The current 12V electrical systems in conventional internal combustion automobiles are reaching their 3kW power limit due to the ever-increasing demand for more electrical devices such as powertrain control, infotainment, and advanced driver assistance systems (ADAS). A secondary subsidiary electrical system running at 48V can complement the traditional power supply by offering the advantages of hybridization without the complexity associated with electric and hybrid vehicles. The mild hybrids are not electric vehicles because the wheels are not driven electrically. They are also significantly cheaper and can be added to traditional powertrains relatively easily by car OEMs. They add torque to the the 4WD's.
Moreover, higher voltage translates into smaller cable cross-sections, which in turn makes powertrain architecture lighter and contributes a lot less power and torque than a high-voltage hybrid system. The plug-in hybrid electric vehicles operate at a voltage system higher than 60V.
Delphi Automotive, a tier one automotive supplier, claims that mild hybrids can offer nearly 70 percent of the benefit of a more traditional hybrid — like fuel efficiency and CO2 reduction — at about 30 percent of the cost.
Delphi asserts that the 48V battery system will cut emissions in common cars by 10 percent.
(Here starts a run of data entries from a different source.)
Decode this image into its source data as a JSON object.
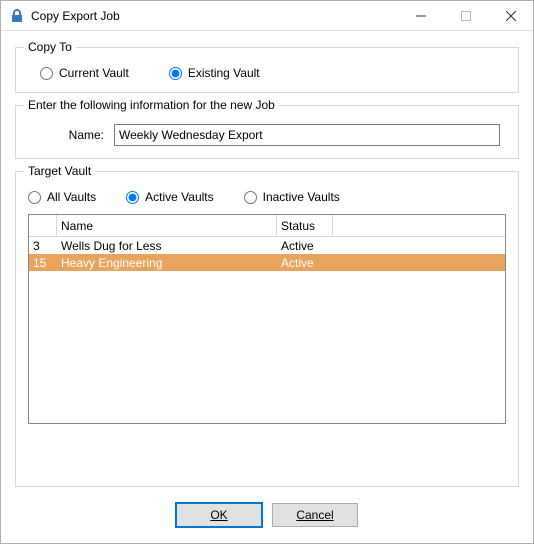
{
  "window": {
    "title": "Copy Export Job"
  },
  "copy_to": {
    "legend": "Copy To",
    "current_label": "Current Vault",
    "existing_label": "Existing Vault",
    "selected": "existing"
  },
  "job_info": {
    "legend": "Enter the following information for the new Job",
    "name_label": "Name:",
    "name_value": "Weekly Wednesday Export"
  },
  "target_vault": {
    "legend": "Target Vault",
    "all_label": "All Vaults",
    "active_label": "Active Vaults",
    "inactive_label": "Inactive Vaults",
    "selected": "active",
    "columns": {
      "id": "",
      "name": "Name",
      "status": "Status"
    },
    "rows": [
      {
        "id": "3",
        "name": "Wells Dug for Less",
        "status": "Active",
        "selected": false
      },
      {
        "id": "15",
        "name": "Heavy Engineering",
        "status": "Active",
        "selected": true
      }
    ]
  },
  "buttons": {
    "ok": "OK",
    "cancel": "Cancel"
  }
}
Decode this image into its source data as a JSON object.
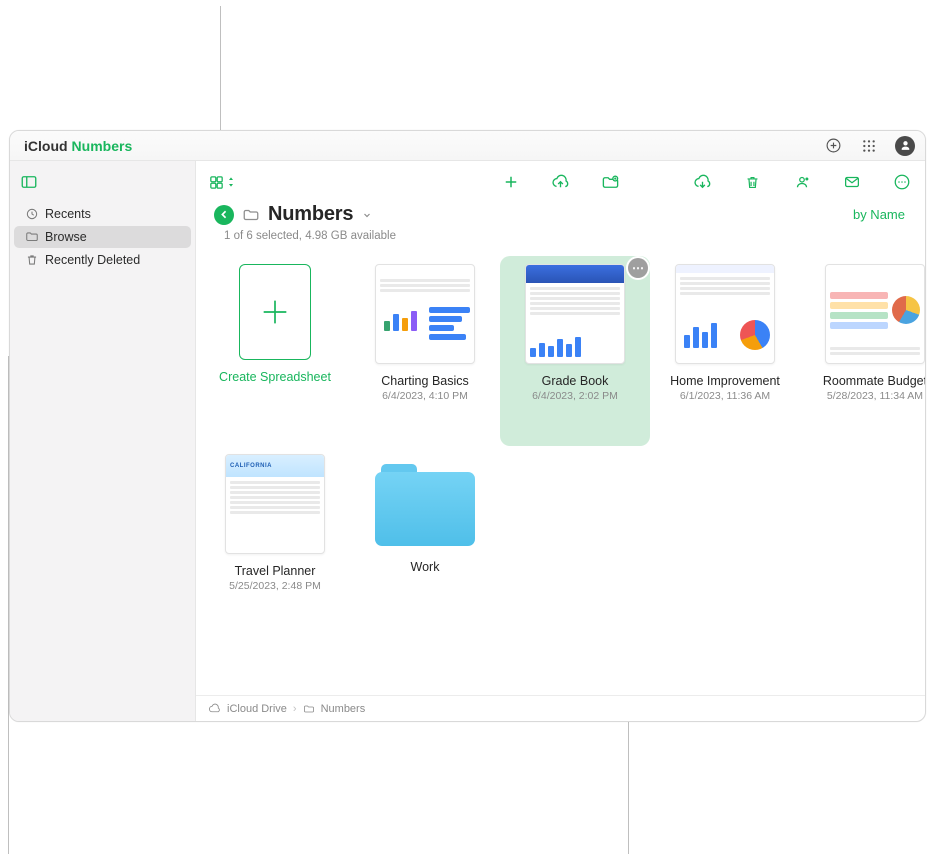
{
  "brand": {
    "icloud": "iCloud",
    "app": "Numbers"
  },
  "sidebar": {
    "items": [
      {
        "label": "Recents"
      },
      {
        "label": "Browse"
      },
      {
        "label": "Recently Deleted"
      }
    ]
  },
  "header": {
    "location": "Numbers",
    "selection_info": "1 of 6 selected, 4.98 GB available",
    "sort_label": "by Name"
  },
  "create": {
    "label": "Create Spreadsheet"
  },
  "files": [
    {
      "name": "Charting Basics",
      "date": "6/4/2023, 4:10 PM"
    },
    {
      "name": "Grade Book",
      "date": "6/4/2023, 2:02 PM",
      "selected": true
    },
    {
      "name": "Home Improvement",
      "date": "6/1/2023, 11:36 AM"
    },
    {
      "name": "Roommate Budget",
      "date": "5/28/2023, 11:34 AM"
    },
    {
      "name": "Travel Planner",
      "date": "5/25/2023, 2:48 PM"
    }
  ],
  "folders": [
    {
      "name": "Work"
    }
  ],
  "breadcrumb": {
    "root": "iCloud Drive",
    "current": "Numbers"
  }
}
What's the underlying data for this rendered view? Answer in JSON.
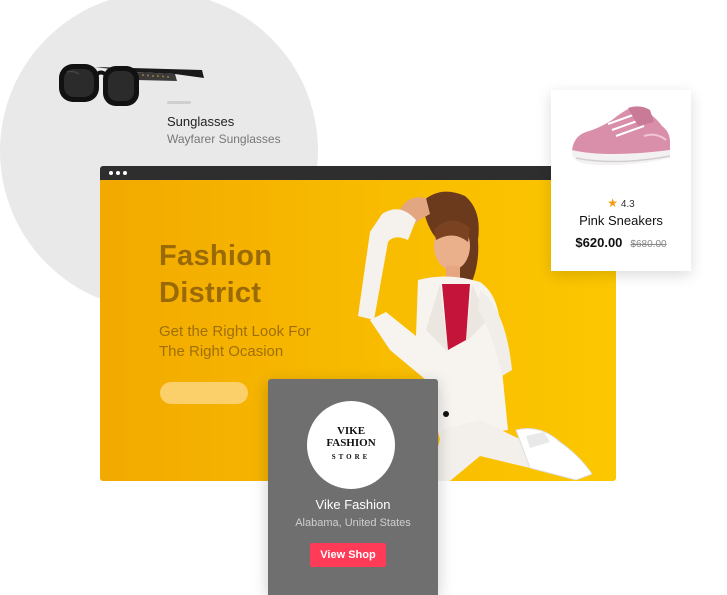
{
  "sunglasses_card": {
    "title": "Sunglasses",
    "subtitle": "Wayfarer Sunglasses"
  },
  "hero": {
    "title_line1": "Fashion",
    "title_line2": "District",
    "subtitle_line1": "Get the Right Look For",
    "subtitle_line2": "The Right Ocasion",
    "accent_color": "#f7b900"
  },
  "product_card": {
    "rating": "4.3",
    "title": "Pink Sneakers",
    "price": "$620.00",
    "old_price": "$680.00"
  },
  "store_card": {
    "logo_line1": "VIKE",
    "logo_line2": "FASHION",
    "logo_line3": "STORE",
    "name": "Vike Fashion",
    "location": "Alabama, United States",
    "button_label": "View Shop",
    "button_color": "#ff3b57"
  }
}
Dodge RAM's 48V eTorque mild-hybrid system delivers improved fuel efficiency for both 3.6-liter Pentastar V-6 upgrade and 5.7-liter HEMI V-8 configurations. The eTorque mild hybrid system replaces the traditional alternator on the engine with a belt-driven motor generator unit that performs several functions. The motor generator unit works with a 48-volt battery pack to enable quick and seamless start/stop function, short-duration torque addition to the engine crankshaft in certain driving situations and brake energy regeneration, which improves responsiveness and efficiency.
With the engine running, eTorque’s motor generator unit feeds 48-volt current to a 330 watt-hour lithium-ion Nickel Manganese Cobalt (NMC)-Graphite battery. The battery pack includes a 3-kilowatt Buck Boost DC-to-DC inverter to maintain the battery’s state of charge and convert 48 volts to 12 volts to power the Ram 1500’s accessories and charge its conventional 12-volt lead-acid battery.
BMW has announced that it will add a 48V mild-hybrid system to its 7th generation 5-Series with six cylinder engines.
Energy recuperation is enhanced only when the Driving Experience Control switch is set to Sport mode, and the system specifies gathers energy to powers the lights, steering, power windows, ventilation, audio system and seat heating, although stored energy can be fed back to the 48V starter-generator to provide an electric boost effect when the car is accelerating. Indeed, when the Driving Control is set to Sport, the XtraBoost feature offers an additional 40bhp for up to 10 seconds.
The Audi S6 and Bentley Bentagya both use 48V mild hybrid.
How 48V works
A dual 12V/48V system uses a low-voltage, conventional lead-acid battery and adds a 48V lithium-ion battery to it with a separate 48V network. The 48V mild-hybrid system comprises of a lithium-ion storage battery, a Buck Boost DC/DC converter that integrates the 12V electrical system, controllers for the battery, and hybrid powertrain; and an electrically driven turbocharger.
The 48V electrical system doesn’t replace the car’s standard 12V electrical system; instead, it’s connected to the 12V system via a Buck Boost DC/DC converter. That’s because accessories in conventional cars have been designed to run on a 12V system. The mild hybrids working at 48V battery only run a portion of the vehicle’s electrical system.
The initial 48V systems are mostly being designed around the powertrain, which leaves the rest of the electrically driven components to continue to operate on a 12V electrical architecture and conventional lead-acid battery. However, once that dual-voltage system is in place, carmakers can start moving more electrical components onto the 48V system.
Future electric driven devices which need the power of 48V systems include electric super chargers and electric anti-roll systems.
The 12V network will mostly likely continue to handle traditional loads like lighting, ignition, entertainment, audio systems, and electronic modules. On the other hand, the 48V network will support devices such as active chassis systems, air conditioning compressors, and regenerative braking.